Dealing with strong emotions

Receiving bad news can trigger strong emotions, leading to tense conversations, raised voices, or abusive language. By proactively empathizing with others you can diffuse these emotions and show you’re aware of the wider impact.  This understanding helps to move the conversation forward.

I've delivered a lot of bad news as a consultant. I've even had an ex-VP of a prestigious finance firm shout at me in front of an entire leadership team during one tense meeting. How do you cope with situations like this? Firstly, in tense situations, pause and breathe. You need oxygen to think clearly and avoid escalating the situation. Others might also need the time to process and think. Secondly, focus on naming the emotion you're observing in the other party. It could be anger, frustration, or irritation. 

Labeling emotions can take away their power and, depending on the situation, could be worth calling out directly or indirectly. For example, if you want to be direct, you might say, "I feel like you're frustrated by this news." Or indirectly, "I feel like emotions are extremely high right now." When you notice strong emotions, create time and space to allow people to process this. You might suggest taking a 30-minute break for everyone to process the news and rejoin the conversation.

One mental trick I employ is reminding myself that everyone processes information differently and I'm not responsible for other people’s reactions. It's their choice if they want to shout, not mine. 

Sometimes, I find it helpful to reframe the emotion. For instance, you might think, "They're not angry with me. They're angry about the current situation." Reframing is especially useful if you're only the messenger and not the cause or significant contributor to the problem.
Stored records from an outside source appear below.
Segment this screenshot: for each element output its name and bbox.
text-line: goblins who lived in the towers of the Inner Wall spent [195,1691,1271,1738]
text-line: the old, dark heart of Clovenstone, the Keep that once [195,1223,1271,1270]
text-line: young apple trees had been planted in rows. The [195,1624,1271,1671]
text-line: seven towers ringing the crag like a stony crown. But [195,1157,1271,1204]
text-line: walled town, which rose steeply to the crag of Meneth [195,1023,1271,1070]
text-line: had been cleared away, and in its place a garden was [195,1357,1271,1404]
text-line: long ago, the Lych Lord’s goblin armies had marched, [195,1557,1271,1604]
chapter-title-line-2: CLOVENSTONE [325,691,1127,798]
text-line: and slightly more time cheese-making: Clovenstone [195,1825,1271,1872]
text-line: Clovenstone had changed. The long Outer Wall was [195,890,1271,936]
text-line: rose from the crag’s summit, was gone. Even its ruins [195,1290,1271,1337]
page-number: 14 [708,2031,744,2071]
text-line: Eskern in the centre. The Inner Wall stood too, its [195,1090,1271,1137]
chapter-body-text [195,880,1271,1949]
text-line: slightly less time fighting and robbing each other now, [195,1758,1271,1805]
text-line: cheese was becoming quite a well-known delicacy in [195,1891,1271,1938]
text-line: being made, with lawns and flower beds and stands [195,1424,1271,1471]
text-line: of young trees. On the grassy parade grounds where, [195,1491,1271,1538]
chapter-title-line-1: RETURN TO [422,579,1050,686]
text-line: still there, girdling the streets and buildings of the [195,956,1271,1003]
Focus on the future, not on the past

Many tough conversations can devolve into a blame game to find who is at fault and why a bad situation occurred. While it's important to learn from this experience and prevent future repeat instances, it's useful to ensure that a conversation focuses on the future and not on the past. After all, we can’t change the past. Instead, it’s more fruitful to put our attention on those things that we can control or influence, which are future-focused elements.
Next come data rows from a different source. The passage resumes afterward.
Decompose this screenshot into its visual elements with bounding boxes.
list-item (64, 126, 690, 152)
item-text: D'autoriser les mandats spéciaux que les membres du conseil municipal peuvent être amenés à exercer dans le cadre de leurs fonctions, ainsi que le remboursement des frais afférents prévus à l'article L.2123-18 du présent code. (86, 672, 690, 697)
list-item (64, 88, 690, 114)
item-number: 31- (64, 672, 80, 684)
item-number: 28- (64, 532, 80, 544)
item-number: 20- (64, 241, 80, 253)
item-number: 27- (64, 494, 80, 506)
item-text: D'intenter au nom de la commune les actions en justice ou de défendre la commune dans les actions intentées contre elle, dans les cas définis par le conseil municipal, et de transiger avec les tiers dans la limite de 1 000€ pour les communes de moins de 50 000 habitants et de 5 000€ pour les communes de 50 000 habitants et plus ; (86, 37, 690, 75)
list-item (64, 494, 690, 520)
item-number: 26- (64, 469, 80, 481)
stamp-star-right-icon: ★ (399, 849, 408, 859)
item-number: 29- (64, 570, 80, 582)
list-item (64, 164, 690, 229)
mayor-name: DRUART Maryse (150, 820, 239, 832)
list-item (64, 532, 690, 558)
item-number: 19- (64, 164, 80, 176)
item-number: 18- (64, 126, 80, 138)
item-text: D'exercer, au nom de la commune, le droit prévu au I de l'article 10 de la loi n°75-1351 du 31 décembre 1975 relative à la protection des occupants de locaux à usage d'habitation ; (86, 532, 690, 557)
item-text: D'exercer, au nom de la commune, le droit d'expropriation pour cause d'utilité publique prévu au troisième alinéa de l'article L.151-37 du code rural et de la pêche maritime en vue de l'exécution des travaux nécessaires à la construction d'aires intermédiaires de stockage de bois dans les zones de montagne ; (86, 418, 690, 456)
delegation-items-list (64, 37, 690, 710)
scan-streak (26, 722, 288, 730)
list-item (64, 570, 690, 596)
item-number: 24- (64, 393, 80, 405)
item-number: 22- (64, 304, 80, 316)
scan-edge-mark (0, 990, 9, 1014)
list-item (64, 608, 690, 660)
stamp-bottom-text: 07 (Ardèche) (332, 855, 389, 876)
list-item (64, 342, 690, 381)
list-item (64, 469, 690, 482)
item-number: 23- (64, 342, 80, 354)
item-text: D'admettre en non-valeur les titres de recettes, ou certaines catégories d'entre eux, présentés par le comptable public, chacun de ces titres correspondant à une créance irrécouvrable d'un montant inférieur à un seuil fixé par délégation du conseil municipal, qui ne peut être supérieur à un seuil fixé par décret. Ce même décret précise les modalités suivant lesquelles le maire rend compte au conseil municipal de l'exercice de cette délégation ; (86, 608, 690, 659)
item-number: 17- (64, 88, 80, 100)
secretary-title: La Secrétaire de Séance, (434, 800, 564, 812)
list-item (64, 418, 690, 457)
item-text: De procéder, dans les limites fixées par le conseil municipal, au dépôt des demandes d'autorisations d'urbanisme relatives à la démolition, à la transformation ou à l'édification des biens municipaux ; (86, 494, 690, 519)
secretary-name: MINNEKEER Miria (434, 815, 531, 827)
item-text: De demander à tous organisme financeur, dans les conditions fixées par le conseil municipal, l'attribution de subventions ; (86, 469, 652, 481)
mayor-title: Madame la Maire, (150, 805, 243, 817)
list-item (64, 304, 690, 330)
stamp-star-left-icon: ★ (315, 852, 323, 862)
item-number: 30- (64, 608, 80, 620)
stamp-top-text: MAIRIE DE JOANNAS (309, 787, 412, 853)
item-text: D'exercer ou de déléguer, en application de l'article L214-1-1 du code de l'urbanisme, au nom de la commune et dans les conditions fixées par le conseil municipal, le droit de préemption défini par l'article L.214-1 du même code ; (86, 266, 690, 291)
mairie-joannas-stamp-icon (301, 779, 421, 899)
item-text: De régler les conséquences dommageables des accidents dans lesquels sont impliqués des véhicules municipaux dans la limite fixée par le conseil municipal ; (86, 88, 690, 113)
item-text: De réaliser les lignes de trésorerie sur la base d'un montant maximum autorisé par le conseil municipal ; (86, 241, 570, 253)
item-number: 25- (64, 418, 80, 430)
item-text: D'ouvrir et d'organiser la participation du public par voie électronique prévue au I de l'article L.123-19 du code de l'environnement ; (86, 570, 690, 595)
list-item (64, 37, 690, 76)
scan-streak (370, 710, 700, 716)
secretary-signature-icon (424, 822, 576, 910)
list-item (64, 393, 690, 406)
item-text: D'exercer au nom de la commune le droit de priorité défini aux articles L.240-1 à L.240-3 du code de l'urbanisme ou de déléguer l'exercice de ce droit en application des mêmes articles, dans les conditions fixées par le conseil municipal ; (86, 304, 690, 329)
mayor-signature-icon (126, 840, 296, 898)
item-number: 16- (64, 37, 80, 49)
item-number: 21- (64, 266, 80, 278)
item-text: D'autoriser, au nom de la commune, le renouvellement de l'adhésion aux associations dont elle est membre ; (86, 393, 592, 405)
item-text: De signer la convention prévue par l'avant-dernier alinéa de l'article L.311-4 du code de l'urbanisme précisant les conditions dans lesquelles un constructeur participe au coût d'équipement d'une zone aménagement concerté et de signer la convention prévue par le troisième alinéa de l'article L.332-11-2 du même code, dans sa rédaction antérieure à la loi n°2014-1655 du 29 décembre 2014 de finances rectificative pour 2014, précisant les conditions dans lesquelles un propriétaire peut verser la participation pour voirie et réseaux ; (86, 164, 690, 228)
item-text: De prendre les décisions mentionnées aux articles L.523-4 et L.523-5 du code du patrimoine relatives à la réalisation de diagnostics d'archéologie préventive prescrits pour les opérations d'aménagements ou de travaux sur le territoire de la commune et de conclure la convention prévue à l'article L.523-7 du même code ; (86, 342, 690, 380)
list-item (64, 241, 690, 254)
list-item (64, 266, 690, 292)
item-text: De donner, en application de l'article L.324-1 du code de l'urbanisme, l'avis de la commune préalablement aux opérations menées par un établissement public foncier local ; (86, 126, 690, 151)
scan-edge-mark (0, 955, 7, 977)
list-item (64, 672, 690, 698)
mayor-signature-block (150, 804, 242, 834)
To avoid fixating on the past, acknowledge the past events and everyone's feelings, and shift the conversation towards the future. You might say something like, "You're absolutely right. It's a terrible situation we're in. Let's talk about what we can do now to contain the impact or how to avoid finding ourselves in this situation again." If you find people going around and around in circles trying to blame someone, you might say something like, "I know emotions might be extremely high right now. But finding someone to blame won't change our present circumstance. Let's focus on what we must do now to move forward."
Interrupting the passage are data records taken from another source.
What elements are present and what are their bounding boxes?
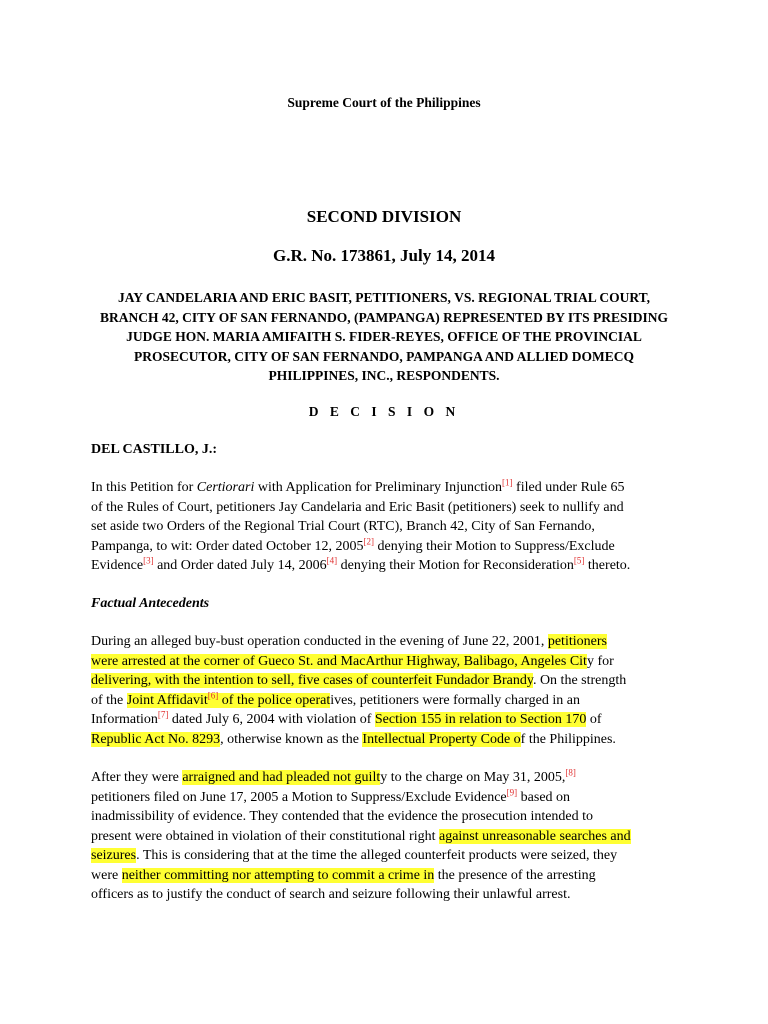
highlighted-text: petitioners xyxy=(547,634,607,649)
ponente: DEL CASTILLO, J.: xyxy=(91,442,218,457)
text-run: y to the charge on May 31, 2005, xyxy=(380,770,566,785)
highlighted-text: Intellectual Property Code o xyxy=(362,731,521,747)
footnote-ref[interactable]: [3] xyxy=(143,555,154,566)
text-run: Information xyxy=(91,712,158,727)
footnote-ref[interactable]: [5] xyxy=(573,555,585,566)
text-run: of the xyxy=(91,692,127,708)
decision-label: D E C I S I O N xyxy=(308,404,460,419)
text-run: Pampanga, to wit: Order dated October 12, 2005 xyxy=(91,538,364,554)
text-line: of the Rules of Court, petitioners Jay Candelaria and Eric Basit (petitioners) seek to nullify and xyxy=(91,499,624,515)
text-run: denying their Motion for Reconsideration xyxy=(337,558,574,573)
text-run: with Application for Preliminary Injunction xyxy=(254,480,503,495)
highlighted-text: delivering, with the intention to sell, five cases of counterfeit Fundador Brandy xyxy=(91,673,533,688)
text-line: officers as to justify the conduct of search and seizure following their unlawful arrest. xyxy=(91,887,571,902)
text-run: the presence of the arresting xyxy=(434,867,596,883)
section-heading: Factual Antecedents xyxy=(91,596,210,611)
text-run-italic: Certiorari xyxy=(196,480,255,495)
text-run: . On the strength xyxy=(532,673,627,688)
text-run: denying their Motion to Suppress/Exclude xyxy=(374,538,615,554)
text-run: In this Petition for xyxy=(91,480,197,495)
text-run: f the Philippines. xyxy=(520,731,616,747)
paragraph-motion xyxy=(91,768,681,905)
parties-line: JAY CANDELARIA AND ERIC BASIT, PETITIONERS, VS. REGIONAL TRIAL COURT, xyxy=(117,290,651,305)
text-run: After they were xyxy=(91,770,183,785)
highlighted-text: seizures xyxy=(91,848,137,863)
case-number: G.R. No. 173861, July 14, 2014 xyxy=(273,246,495,265)
highlighted-text: Republic Act No. 8293 xyxy=(91,731,221,747)
footnote-ref[interactable]: [2] xyxy=(363,535,375,546)
text-run: , otherwise known as the xyxy=(220,731,363,747)
highlighted-text: Section 155 in relation to Section 170 xyxy=(374,712,587,727)
text-run: filed under Rule 65 xyxy=(512,480,625,495)
parties-line: PROSECUTOR, CITY OF SAN FERNANDO, PAMPANGA AND ALLIED DOMECQ xyxy=(133,348,635,364)
case-parties xyxy=(90,288,678,386)
text-run: of the police operat xyxy=(218,692,331,708)
parties-line: JUDGE HON. MARIA AMIFAITH S. FIDER-REYES, OFFICE OF THE PROVINCIAL xyxy=(126,329,642,345)
footnote-ref[interactable]: [6] xyxy=(207,689,219,700)
text-run: Joint Affidavit xyxy=(126,692,208,708)
text-run: y for xyxy=(586,653,614,669)
highlighted-text: neither committing nor attempting to commit a crime in xyxy=(121,867,435,883)
parties-line: BRANCH 42, CITY OF SAN FERNANDO, (PAMPANGA) REPRESENTED BY ITS PRESIDING xyxy=(99,309,669,325)
footnote-ref[interactable]: [8] xyxy=(565,767,576,778)
text-line: set aside two Orders of the Regional Trial Court (RTC), Branch 42, City of San Fernando, xyxy=(91,519,595,534)
text-run: dated July 6, 2004 with violation of xyxy=(168,712,375,727)
text-line: inadmissibility of evidence. They contended that the evidence the prosecution intended to xyxy=(91,809,594,824)
highlighted-text xyxy=(126,689,331,708)
text-run: Evidence xyxy=(91,558,144,573)
footnote-ref[interactable]: [4] xyxy=(326,555,338,566)
paragraph-facts xyxy=(91,632,681,749)
text-run: petitioners filed on June 17, 2005 a Motion to Suppress/Exclude Evidence xyxy=(91,789,507,805)
text-run: ives, petitioners were formally charged in an xyxy=(330,692,580,708)
paragraph-petition xyxy=(91,478,681,576)
parties-line: PHILIPPINES, INC., RESPONDENTS. xyxy=(268,368,500,384)
highlighted-text: arraigned and had pleaded not guilt xyxy=(182,770,381,785)
footnote-ref[interactable]: [7] xyxy=(157,709,169,720)
text-run: were xyxy=(91,867,122,883)
footnote-ref[interactable]: [9] xyxy=(506,786,518,797)
text-run: During an alleged buy-bust operation conducted in the evening of June 22, 2001, xyxy=(91,634,548,649)
court-name: Supreme Court of the Philippines xyxy=(287,95,481,110)
text-run: based on xyxy=(517,789,571,805)
text-run: present were obtained in violation of their constitutional right xyxy=(91,828,439,844)
text-run: thereto. xyxy=(584,558,631,573)
footnote-ref[interactable]: [1] xyxy=(502,477,513,488)
division-title: SECOND DIVISION xyxy=(306,207,462,226)
highlighted-text: were arrested at the corner of Gueco St. and MacArthur Highway, Balibago, Angeles Cit xyxy=(91,653,587,669)
text-run: of xyxy=(586,712,602,727)
text-run: . This is considering that at the time the alleged counterfeit products were seized, they xyxy=(136,848,618,863)
text-run: and Order dated July 14, 2006 xyxy=(153,558,327,573)
highlighted-text: against unreasonable searches and xyxy=(438,828,631,844)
Create options and discuss tradeoffs

Delivering bad news feels like you're simply giving someone else a big problem. But sometimes, there are ways to move forward – with some added help.  

For example, if you're going to miss a deadline, you might think about options like:

  • Borrowing a person from a different team.
  • Hiring a temporary contractor or consultant.
  • Cutting certain scope to hit the deadline.
  • Asking if the deadline can be extended.

Each option will have different tradeoffs, and others impacted may prefer a particular solution. Come prepared with at least three different viable options for achieving a more positive outcome.

Final thoughts

While I can't think of anyone who really looks forward to delivering bad news, it's an inevitable situation you will find yourself in when you're leading teams. To get comfortable with delivering bad news, reflect on what actions (or lack of) contributed to the situation, acknowledge everyone's interests without focusing on yours, and create time for people to process strong emotions. Focus on what you can control and influence, and come to the discussion prepared with at least three options to move forward. While bad news is bad news, delivering it doesn't have to be.